The FERC said JPMorgan’s energy-trading unit, which is overseen by commodities chief Blythe Masters, engaged in 12 bidding strategies in wholesale energy markets from September 2010 to November 2012, resulting in tens of millions of dollars in overpayments from grid operators. The agency announced the violations July 29 after investigating for more than a year.
JPMorgan used strategies such as offering below-market rates for some hours of energy production, then charging exorbitantly high rates for hours that state bidders agreed to pay for the plants to “ramp” production, the FERC said.

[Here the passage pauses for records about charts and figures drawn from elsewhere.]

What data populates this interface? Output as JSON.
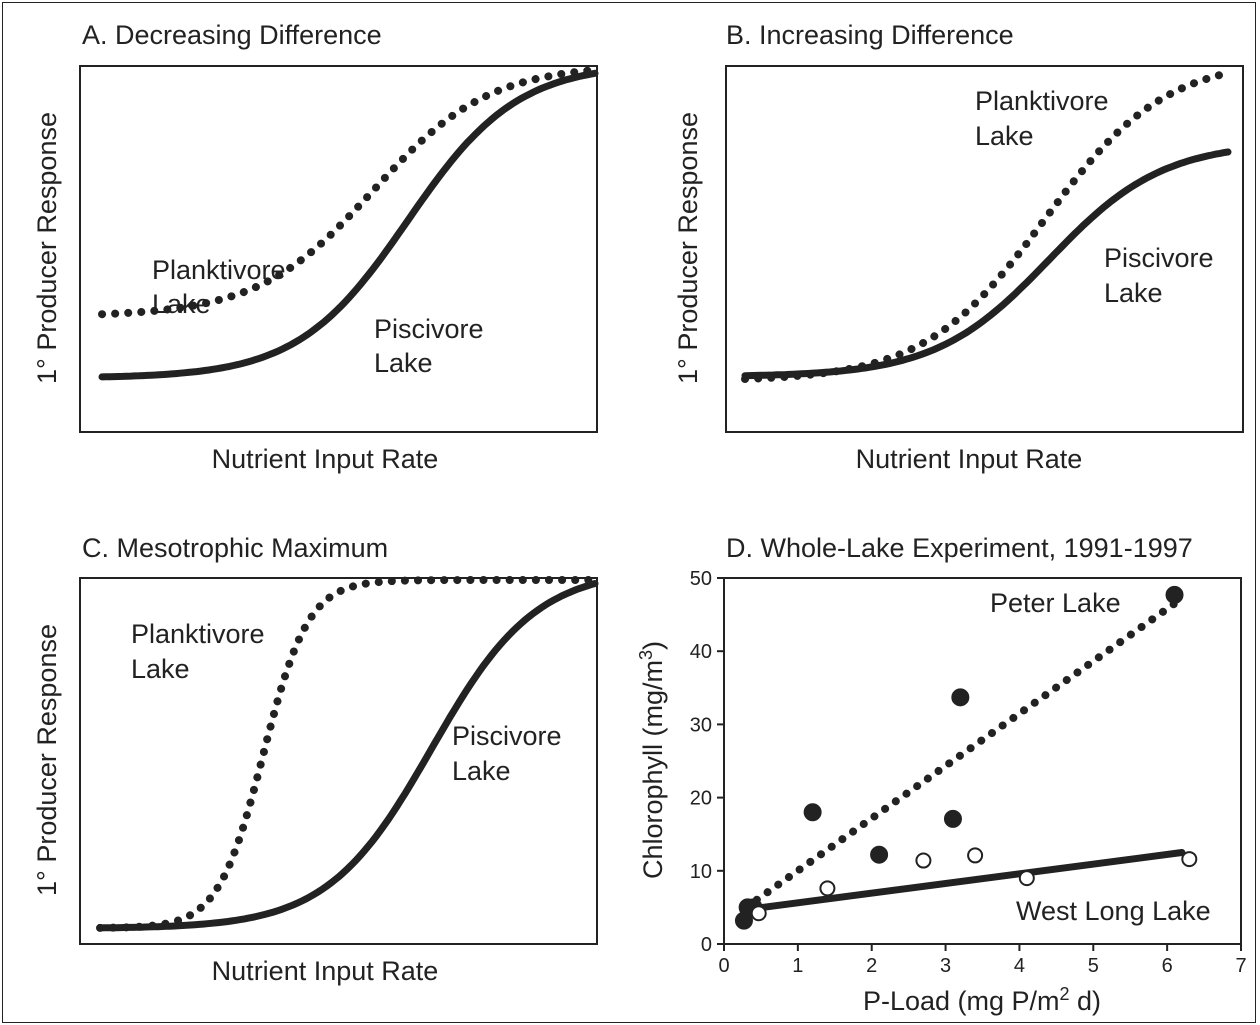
{
  "colors": {
    "ink": "#222222",
    "background": "#ffffff"
  },
  "chart_data": [
    {
      "type": "line",
      "title": "A. Decreasing Difference",
      "xlabel": "Nutrient Input Rate",
      "ylabel": "1° Producer Response",
      "curve_labels": [
        {
          "line1": "Planktivore",
          "line2": "Lake",
          "series": "Planktivore Lake"
        },
        {
          "line1": "Piscivore",
          "line2": "Lake",
          "series": "Piscivore Lake"
        }
      ],
      "series": [
        {
          "name": "Planktivore Lake",
          "style": "dotted",
          "shape": "sigmoid",
          "low": 0.26,
          "high": 1.0,
          "mid": 0.55,
          "steepness": 8.5
        },
        {
          "name": "Piscivore Lake",
          "style": "solid",
          "shape": "sigmoid",
          "low": 0.07,
          "high": 0.99,
          "mid": 0.62,
          "steepness": 9.0
        }
      ]
    },
    {
      "type": "line",
      "title": "B. Increasing Difference",
      "xlabel": "Nutrient Input Rate",
      "ylabel": "1° Producer Response",
      "curve_labels": [
        {
          "line1": "Planktivore",
          "line2": "Lake",
          "series": "Planktivore Lake"
        },
        {
          "line1": "Piscivore",
          "line2": "Lake",
          "series": "Piscivore Lake"
        }
      ],
      "series": [
        {
          "name": "Planktivore Lake",
          "style": "dotted",
          "shape": "sigmoid",
          "low": 0.07,
          "high": 1.0,
          "mid": 0.62,
          "steepness": 8.0
        },
        {
          "name": "Piscivore Lake",
          "style": "solid",
          "shape": "sigmoid",
          "low": 0.08,
          "high": 0.76,
          "mid": 0.63,
          "steepness": 8.5
        }
      ]
    },
    {
      "type": "line",
      "title": "C. Mesotrophic Maximum",
      "xlabel": "Nutrient Input Rate",
      "ylabel": "1° Producer Response",
      "curve_labels": [
        {
          "line1": "Planktivore",
          "line2": "Lake",
          "series": "Planktivore Lake"
        },
        {
          "line1": "Piscivore",
          "line2": "Lake",
          "series": "Piscivore Lake"
        }
      ],
      "series": [
        {
          "name": "Planktivore Lake",
          "style": "dotted",
          "shape": "sigmoid",
          "low": 0.02,
          "high": 1.0,
          "mid": 0.33,
          "steepness": 22
        },
        {
          "name": "Piscivore Lake",
          "style": "solid",
          "shape": "sigmoid",
          "low": 0.02,
          "high": 0.99,
          "mid": 0.67,
          "steepness": 9.5
        }
      ]
    },
    {
      "type": "scatter",
      "title": "D. Whole-Lake Experiment, 1991-1997",
      "xlabel_parts": {
        "pre": "P-Load (mg P/m",
        "sup": "2",
        "post": " d)"
      },
      "ylabel_parts": {
        "pre": "Chlorophyll (mg/m",
        "sup": "3",
        "post": ")"
      },
      "xlim": [
        0,
        7
      ],
      "ylim": [
        0,
        50
      ],
      "xticks": [
        "0",
        "1",
        "2",
        "3",
        "4",
        "5",
        "6",
        "7"
      ],
      "yticks": [
        "0",
        "10",
        "20",
        "30",
        "40",
        "50"
      ],
      "curve_labels": [
        {
          "text": "Peter Lake",
          "series": "Peter Lake"
        },
        {
          "text": "West Long Lake",
          "series": "West Long Lake"
        }
      ],
      "series": [
        {
          "name": "Peter Lake",
          "marker": "filled-circle",
          "points": [
            [
              0.27,
              3.2
            ],
            [
              0.32,
              5.0
            ],
            [
              0.4,
              5.0
            ],
            [
              1.2,
              18.0
            ],
            [
              2.1,
              12.2
            ],
            [
              3.1,
              17.1
            ],
            [
              3.2,
              33.7
            ],
            [
              6.1,
              47.7
            ]
          ],
          "fit": {
            "style": "dotted",
            "x": [
              0.3,
              6.1
            ],
            "y": [
              5.0,
              46.5
            ]
          }
        },
        {
          "name": "West Long Lake",
          "marker": "open-circle",
          "points": [
            [
              0.47,
              4.2
            ],
            [
              1.4,
              7.6
            ],
            [
              2.7,
              11.4
            ],
            [
              3.4,
              12.1
            ],
            [
              4.1,
              9.0
            ],
            [
              6.3,
              11.6
            ]
          ],
          "fit": {
            "style": "solid",
            "x": [
              0.3,
              6.2
            ],
            "y": [
              4.7,
              12.5
            ]
          }
        }
      ]
    }
  ]
}
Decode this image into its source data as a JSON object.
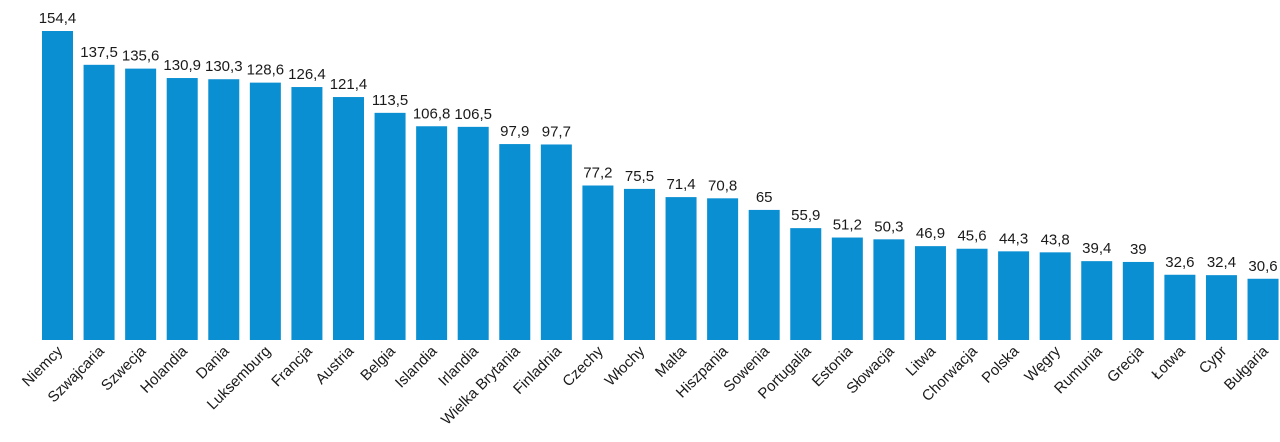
{
  "chart_data": {
    "type": "bar",
    "title": "",
    "xlabel": "",
    "ylabel": "",
    "ylim": [
      0,
      154.4
    ],
    "grid": false,
    "legend": "none",
    "bar_color": "#0a8fd2",
    "categories": [
      "Niemcy",
      "Szwajcaria",
      "Szwecja",
      "Holandia",
      "Dania",
      "Luksemburg",
      "Francja",
      "Austria",
      "Belgia",
      "Islandia",
      "Irlandia",
      "Wielka Brytania",
      "Finladnia",
      "Czechy",
      "Włochy",
      "Malta",
      "Hiszpania",
      "Sowenia",
      "Portugalia",
      "Estonia",
      "Słowacja",
      "Litwa",
      "Chorwacja",
      "Polska",
      "Węgry",
      "Rumunia",
      "Grecja",
      "Łotwa",
      "Cypr",
      "Bułgaria"
    ],
    "values": [
      154.4,
      137.5,
      135.6,
      130.9,
      130.3,
      128.6,
      126.4,
      121.4,
      113.5,
      106.8,
      106.5,
      97.9,
      97.7,
      77.2,
      75.5,
      71.4,
      70.8,
      65,
      55.9,
      51.2,
      50.3,
      46.9,
      45.6,
      44.3,
      43.8,
      39.4,
      39,
      32.6,
      32.4,
      30.6
    ],
    "value_labels": [
      "154,4",
      "137,5",
      "135,6",
      "130,9",
      "130,3",
      "128,6",
      "126,4",
      "121,4",
      "113,5",
      "106,8",
      "106,5",
      "97,9",
      "97,7",
      "77,2",
      "75,5",
      "71,4",
      "70,8",
      "65",
      "55,9",
      "51,2",
      "50,3",
      "46,9",
      "45,6",
      "44,3",
      "43,8",
      "39,4",
      "39",
      "32,6",
      "32,4",
      "30,6"
    ]
  }
}
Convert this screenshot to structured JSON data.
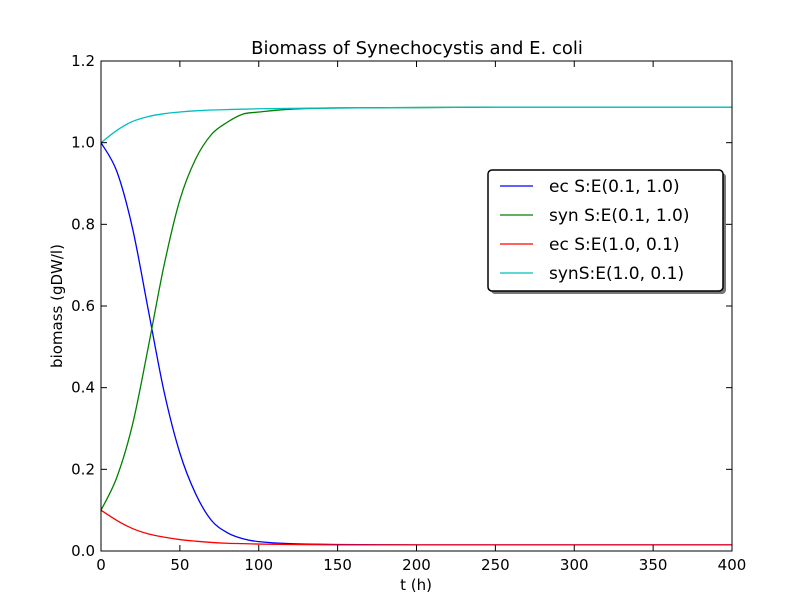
{
  "chart_data": {
    "type": "line",
    "title": "Biomass of Synechocystis and E. coli",
    "xlabel": "t (h)",
    "ylabel": "biomass (gDW/l)",
    "xlim": [
      0,
      400
    ],
    "ylim": [
      0,
      1.2
    ],
    "xticks": [
      "0",
      "50",
      "100",
      "150",
      "200",
      "250",
      "300",
      "350",
      "400"
    ],
    "yticks": [
      "0.0",
      "0.2",
      "0.4",
      "0.6",
      "0.8",
      "1.0",
      "1.2"
    ],
    "grid": false,
    "legend_position": "center-right",
    "series": [
      {
        "name": "ec S:E(0.1, 1.0)",
        "color": "#0000ff",
        "x": [
          0,
          10,
          20,
          30,
          40,
          50,
          60,
          70,
          80,
          90,
          100,
          120,
          150,
          200,
          250,
          300,
          350,
          400
        ],
        "y": [
          1.0,
          0.93,
          0.79,
          0.59,
          0.39,
          0.24,
          0.14,
          0.075,
          0.045,
          0.03,
          0.023,
          0.018,
          0.016,
          0.015,
          0.015,
          0.015,
          0.015,
          0.015
        ]
      },
      {
        "name": "syn S:E(0.1, 1.0)",
        "color": "#008000",
        "x": [
          0,
          10,
          20,
          30,
          40,
          50,
          60,
          70,
          80,
          90,
          100,
          120,
          150,
          200,
          250,
          300,
          350,
          400
        ],
        "y": [
          0.1,
          0.18,
          0.31,
          0.5,
          0.7,
          0.86,
          0.96,
          1.02,
          1.05,
          1.07,
          1.075,
          1.082,
          1.085,
          1.086,
          1.087,
          1.087,
          1.087,
          1.087
        ]
      },
      {
        "name": "ec S:E(1.0, 0.1)",
        "color": "#ff0000",
        "x": [
          0,
          10,
          20,
          30,
          40,
          50,
          60,
          70,
          80,
          90,
          100,
          120,
          150,
          200,
          250,
          300,
          350,
          400
        ],
        "y": [
          0.1,
          0.075,
          0.055,
          0.042,
          0.034,
          0.028,
          0.024,
          0.021,
          0.019,
          0.018,
          0.017,
          0.016,
          0.015,
          0.015,
          0.015,
          0.015,
          0.015,
          0.015
        ]
      },
      {
        "name": "synS:E(1.0, 0.1)",
        "color": "#00bfbf",
        "x": [
          0,
          10,
          20,
          30,
          40,
          50,
          60,
          70,
          80,
          90,
          100,
          120,
          150,
          200,
          250,
          300,
          350,
          400
        ],
        "y": [
          1.0,
          1.03,
          1.052,
          1.064,
          1.071,
          1.075,
          1.078,
          1.08,
          1.081,
          1.082,
          1.083,
          1.084,
          1.085,
          1.086,
          1.087,
          1.087,
          1.087,
          1.087
        ]
      }
    ]
  }
}
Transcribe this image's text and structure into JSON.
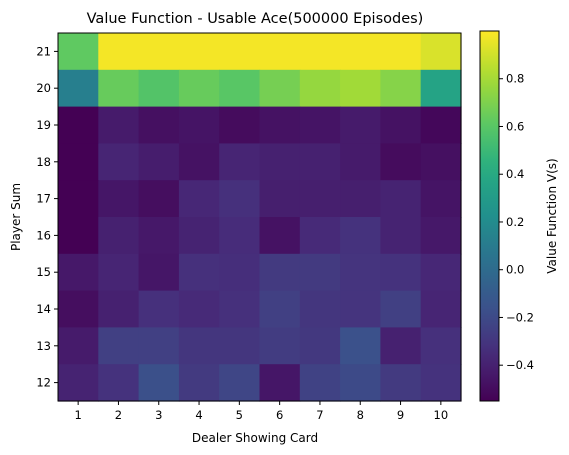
{
  "chart_data": {
    "type": "heatmap",
    "title": "Value Function - Usable Ace(500000 Episodes)",
    "xlabel": "Dealer Showing Card",
    "ylabel": "Player Sum",
    "x_ticks": [
      "1",
      "2",
      "3",
      "4",
      "5",
      "6",
      "7",
      "8",
      "9",
      "10"
    ],
    "y_ticks": [
      "12",
      "13",
      "14",
      "15",
      "16",
      "17",
      "18",
      "19",
      "20",
      "21"
    ],
    "colormap": "viridis",
    "colorbar_label": "Value Function V(s)",
    "colorbar_range": [
      -0.55,
      1.0
    ],
    "colorbar_ticks": [
      "−0.4",
      "−0.2",
      "0.0",
      "0.2",
      "0.4",
      "0.6",
      "0.8"
    ],
    "colorbar_tick_values": [
      -0.4,
      -0.2,
      0.0,
      0.2,
      0.4,
      0.6,
      0.8
    ],
    "grid": false,
    "rows": [
      {
        "player_sum": 21,
        "values": [
          0.62,
          0.98,
          0.98,
          0.98,
          0.98,
          0.98,
          0.98,
          0.98,
          0.98,
          0.92
        ]
      },
      {
        "player_sum": 20,
        "values": [
          0.12,
          0.64,
          0.58,
          0.64,
          0.6,
          0.68,
          0.76,
          0.79,
          0.72,
          0.36
        ]
      },
      {
        "player_sum": 19,
        "values": [
          -0.55,
          -0.43,
          -0.48,
          -0.46,
          -0.5,
          -0.47,
          -0.46,
          -0.43,
          -0.47,
          -0.52
        ]
      },
      {
        "player_sum": 18,
        "values": [
          -0.55,
          -0.38,
          -0.42,
          -0.47,
          -0.38,
          -0.4,
          -0.4,
          -0.43,
          -0.5,
          -0.48
        ]
      },
      {
        "player_sum": 17,
        "values": [
          -0.55,
          -0.45,
          -0.49,
          -0.37,
          -0.33,
          -0.41,
          -0.41,
          -0.41,
          -0.39,
          -0.46
        ]
      },
      {
        "player_sum": 16,
        "values": [
          -0.55,
          -0.4,
          -0.44,
          -0.39,
          -0.35,
          -0.47,
          -0.36,
          -0.32,
          -0.39,
          -0.44
        ]
      },
      {
        "player_sum": 15,
        "values": [
          -0.44,
          -0.38,
          -0.45,
          -0.33,
          -0.34,
          -0.28,
          -0.28,
          -0.31,
          -0.32,
          -0.37
        ]
      },
      {
        "player_sum": 14,
        "values": [
          -0.49,
          -0.4,
          -0.33,
          -0.36,
          -0.33,
          -0.25,
          -0.3,
          -0.31,
          -0.25,
          -0.38
        ]
      },
      {
        "player_sum": 13,
        "values": [
          -0.43,
          -0.25,
          -0.25,
          -0.3,
          -0.3,
          -0.27,
          -0.29,
          -0.16,
          -0.4,
          -0.33
        ]
      },
      {
        "player_sum": 12,
        "values": [
          -0.39,
          -0.32,
          -0.17,
          -0.28,
          -0.22,
          -0.45,
          -0.24,
          -0.2,
          -0.28,
          -0.32
        ]
      }
    ]
  }
}
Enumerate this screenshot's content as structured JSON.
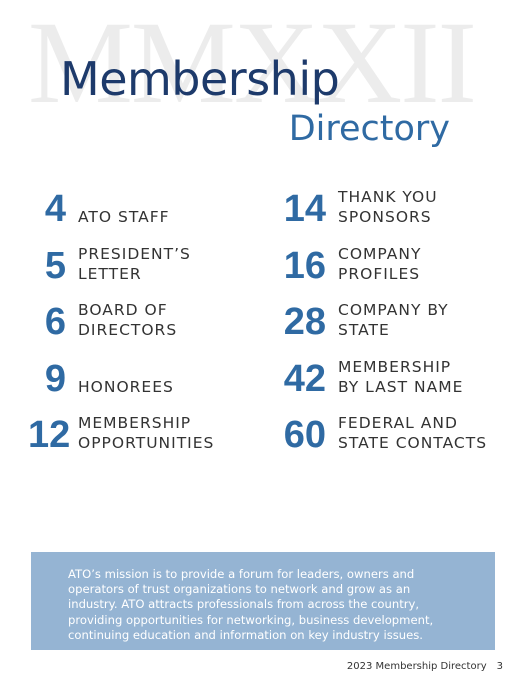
{
  "watermark": "MMXXII",
  "header": {
    "title": "Membership",
    "subtitle": "Directory"
  },
  "toc": {
    "left": [
      {
        "page": 4,
        "label": [
          "ATO STAFF"
        ]
      },
      {
        "page": 5,
        "label": [
          "PRESIDENT’S",
          "LETTER"
        ]
      },
      {
        "page": 6,
        "label": [
          "BOARD OF",
          "DIRECTORS"
        ]
      },
      {
        "page": 9,
        "label": [
          "HONOREES"
        ]
      },
      {
        "page": 12,
        "label": [
          "MEMBERSHIP",
          "OPPORTUNITIES"
        ]
      }
    ],
    "right": [
      {
        "page": 14,
        "label": [
          "THANK YOU",
          "SPONSORS"
        ]
      },
      {
        "page": 16,
        "label": [
          "COMPANY",
          "PROFILES"
        ]
      },
      {
        "page": 28,
        "label": [
          "COMPANY BY",
          "STATE"
        ]
      },
      {
        "page": 42,
        "label": [
          "MEMBERSHIP",
          "BY LAST NAME"
        ]
      },
      {
        "page": 60,
        "label": [
          "FEDERAL AND",
          "STATE CONTACTS"
        ]
      }
    ]
  },
  "mission": [
    "ATO’s mission is to provide a forum for leaders, owners and",
    "operators of trust organizations to network and grow as an",
    "industry. ATO attracts professionals from across the country,",
    "providing opportunities for networking, business development,",
    "continuing education and information on key industry issues."
  ],
  "footer": {
    "title": "2023 Membership Directory",
    "page": 3
  }
}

Masters, 44, was told in an October 2010 document that the firm’s bidding strategies would enable it to produce $1.5 billion to $2 billion in gains through 2018, according to the FERC. The FERC didn’t take action against any individuals.
JPMorgan accepted the facts in the settlement agreement without admitting or denying wrongdoing, the FERC said at the time. The firm announced last month that it’s looking for ways to exit the physical commodities business, which includes energy trading.
FERC Chairman Jon Wellinghoff has stepped up scrutiny of corporations as the agency wields policing powers that were expanded in the wake of Enron Corp.’s 2001 collapse. Since 2011, the regulator has revealed at least 13 probes of energy-market gaming.
Wellinghoff said in an interview last month that other government entities are free to pursue penalties against JPMorgan’s employees and that the FERC would cooperate with them. He said he wasn’t aware of any separate investigations.
“We have had some discussions with some agencies that I can’t disclose at this time,” he said.